Additionally, Kloss says, "health reform, including care delivery redesign, payment changes, and expanded access to health care, has also impacted the shape and speed with which HIM services have evolved. Accountable care has accelerated the need to link a patient's information across time and care settings. Health financing changes have increased focus on documentation and complete coding."

Strategies to Optimize HIM
To advance HIM capabilities and functions to the scenario in which technology is optimized and improvements in health system performance are superior, the paper recommended that organizations improve change management leadership, strengthen the policy framework for information management, reduce technology and information silos, use clinical analytics to support overall quality and cost of care and to improve system performance for high-risk populations, advance the skills and professionalism of all information management positions, collaborate more extensively with clinical leaders, develop policies for longitudinal records management, expand resources to support data capture and clinical documentation, offer basic information management training for everyone that contributes to the EHR, and hit a home run with the transition to ICD-10.

How well the profession has used these strategies varies. "With respect to the ICD-10 transition, the profession wins top marks for persistence and for leading a transition to a very successful and soft landing," Kloss says. "The profession has embraced the need for more robust information and data governance and the attendant improvements in information policy and process.
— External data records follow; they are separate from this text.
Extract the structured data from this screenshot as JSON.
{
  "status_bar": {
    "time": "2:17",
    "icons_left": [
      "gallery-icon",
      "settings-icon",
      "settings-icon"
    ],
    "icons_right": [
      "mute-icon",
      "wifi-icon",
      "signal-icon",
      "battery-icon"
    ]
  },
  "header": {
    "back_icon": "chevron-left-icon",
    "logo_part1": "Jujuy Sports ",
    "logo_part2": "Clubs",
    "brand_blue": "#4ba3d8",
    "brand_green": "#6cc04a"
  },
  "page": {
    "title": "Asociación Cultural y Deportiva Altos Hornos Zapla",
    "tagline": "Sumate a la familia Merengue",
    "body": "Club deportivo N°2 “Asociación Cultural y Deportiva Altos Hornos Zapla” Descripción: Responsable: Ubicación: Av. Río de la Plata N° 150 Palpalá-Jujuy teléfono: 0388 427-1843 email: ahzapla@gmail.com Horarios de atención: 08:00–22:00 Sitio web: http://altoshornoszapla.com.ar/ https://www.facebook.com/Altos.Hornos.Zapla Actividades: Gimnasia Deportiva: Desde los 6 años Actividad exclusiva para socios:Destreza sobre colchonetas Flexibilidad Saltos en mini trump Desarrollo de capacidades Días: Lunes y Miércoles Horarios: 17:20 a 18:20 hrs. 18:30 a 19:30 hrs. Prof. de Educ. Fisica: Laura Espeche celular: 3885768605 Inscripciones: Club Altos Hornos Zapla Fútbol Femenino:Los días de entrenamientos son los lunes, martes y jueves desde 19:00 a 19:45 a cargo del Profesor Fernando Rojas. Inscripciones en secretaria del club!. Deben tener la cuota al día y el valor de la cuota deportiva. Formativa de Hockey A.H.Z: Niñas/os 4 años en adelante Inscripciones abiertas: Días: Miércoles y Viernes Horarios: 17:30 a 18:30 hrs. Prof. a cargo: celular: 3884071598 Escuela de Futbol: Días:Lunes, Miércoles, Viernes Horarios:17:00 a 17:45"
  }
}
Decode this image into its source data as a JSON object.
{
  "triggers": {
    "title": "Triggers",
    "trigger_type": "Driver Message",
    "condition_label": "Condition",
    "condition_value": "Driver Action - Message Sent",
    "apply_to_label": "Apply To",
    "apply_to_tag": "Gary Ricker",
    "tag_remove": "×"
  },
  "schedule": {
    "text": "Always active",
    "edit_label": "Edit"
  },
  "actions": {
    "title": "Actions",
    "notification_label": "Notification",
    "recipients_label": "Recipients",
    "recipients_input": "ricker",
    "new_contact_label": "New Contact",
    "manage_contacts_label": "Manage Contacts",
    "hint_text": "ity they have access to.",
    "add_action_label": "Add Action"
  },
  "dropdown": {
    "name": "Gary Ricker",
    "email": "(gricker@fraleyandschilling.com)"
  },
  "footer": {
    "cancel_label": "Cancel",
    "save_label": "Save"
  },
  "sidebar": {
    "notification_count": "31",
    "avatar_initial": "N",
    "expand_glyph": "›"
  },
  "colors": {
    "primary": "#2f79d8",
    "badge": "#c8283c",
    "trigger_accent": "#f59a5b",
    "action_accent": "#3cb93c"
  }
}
Done well, managing and governing information resources across a health care enterprise must be the role of HIM in a digital environment, but it is a role to be earned, not grandfathered."

Considering tighter resources and greater complexity, Kloss says that "leadership skills, project management expertise, managing an enterprise-level function, and teamwork and collaboration skills have never been more key to professional success."

The Next Five Years
According to Kloss, the pace of change for HIM has sped up as IT has become more integrated and is likely to accelerate as the use of health information becomes ubiquitous. "It would be useful to consider scenarios for 2020 or 2022," she notes. "In many ways, the last five years have been a time of building information and information management capability."
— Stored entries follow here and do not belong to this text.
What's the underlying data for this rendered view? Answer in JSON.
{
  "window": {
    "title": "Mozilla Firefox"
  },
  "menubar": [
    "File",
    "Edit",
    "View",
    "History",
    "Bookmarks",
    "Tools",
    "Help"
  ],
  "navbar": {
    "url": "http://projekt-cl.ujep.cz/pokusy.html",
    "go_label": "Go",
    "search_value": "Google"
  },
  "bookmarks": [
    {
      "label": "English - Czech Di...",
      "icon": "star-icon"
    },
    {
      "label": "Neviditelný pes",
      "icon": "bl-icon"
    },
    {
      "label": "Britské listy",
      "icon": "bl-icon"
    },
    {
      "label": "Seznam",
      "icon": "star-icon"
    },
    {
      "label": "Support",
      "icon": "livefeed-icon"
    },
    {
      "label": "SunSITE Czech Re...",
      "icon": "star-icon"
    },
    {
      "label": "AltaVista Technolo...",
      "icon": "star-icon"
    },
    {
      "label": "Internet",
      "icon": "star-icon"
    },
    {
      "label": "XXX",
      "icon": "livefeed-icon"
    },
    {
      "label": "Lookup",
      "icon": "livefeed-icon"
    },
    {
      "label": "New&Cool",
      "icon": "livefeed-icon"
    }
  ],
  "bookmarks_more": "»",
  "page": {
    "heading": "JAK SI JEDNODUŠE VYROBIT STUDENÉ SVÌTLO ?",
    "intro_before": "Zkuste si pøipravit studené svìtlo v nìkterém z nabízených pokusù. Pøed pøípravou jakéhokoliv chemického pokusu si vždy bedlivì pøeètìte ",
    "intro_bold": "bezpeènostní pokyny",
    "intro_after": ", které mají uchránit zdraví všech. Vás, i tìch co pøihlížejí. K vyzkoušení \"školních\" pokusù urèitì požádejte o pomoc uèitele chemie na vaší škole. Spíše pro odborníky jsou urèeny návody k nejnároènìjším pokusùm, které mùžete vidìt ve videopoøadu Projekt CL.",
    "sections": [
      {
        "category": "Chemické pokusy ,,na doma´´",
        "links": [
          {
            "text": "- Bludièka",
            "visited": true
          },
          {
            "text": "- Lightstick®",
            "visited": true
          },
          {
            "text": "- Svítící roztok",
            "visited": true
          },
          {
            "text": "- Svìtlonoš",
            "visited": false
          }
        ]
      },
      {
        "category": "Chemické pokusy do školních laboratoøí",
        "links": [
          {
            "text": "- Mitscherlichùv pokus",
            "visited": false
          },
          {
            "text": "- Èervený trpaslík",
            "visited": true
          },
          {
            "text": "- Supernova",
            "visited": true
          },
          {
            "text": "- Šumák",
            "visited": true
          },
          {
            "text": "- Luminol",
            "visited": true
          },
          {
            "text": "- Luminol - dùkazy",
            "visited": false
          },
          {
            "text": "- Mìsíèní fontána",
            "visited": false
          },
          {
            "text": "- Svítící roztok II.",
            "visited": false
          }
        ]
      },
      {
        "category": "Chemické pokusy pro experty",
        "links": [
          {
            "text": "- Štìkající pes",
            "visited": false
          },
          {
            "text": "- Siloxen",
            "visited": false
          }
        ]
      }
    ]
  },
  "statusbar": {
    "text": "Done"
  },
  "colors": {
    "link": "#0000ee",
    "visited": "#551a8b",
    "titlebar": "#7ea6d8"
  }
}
Now that we've reached 2016, what will the HIM department look like five years from now? Fully answering this question, Kloss says, would require beginning a new scenario planning exercise, reexamining the changing environment, and identifying key trends and likely drivers for HIM change. "For example," she says, "will a driver continue to be adoption and optimization of technology or will it shift to a focus on use of the information that is the product of the technology? I expect in the years ahead it will be the value of health information to a growing range of stakeholders, with patients front and center, that will determine how HIM must continue to evolve. I also expect that changes in value-based health care financing and payment will be a key driver for evolving HIM. What will ICD-10 contribute to payment modeling and will use of vocabularies and terminologies finally come of age?"

While the future isn't certain, it's easy to predict that it will include change, which HIM professionals should proactively explore and embrace. Kloss expects nothing less. "The HIM profession has done a great job over nearly a century of adapting to changing needs," she says.

— Heather Hogstrom is an editorial assistant at For The Record.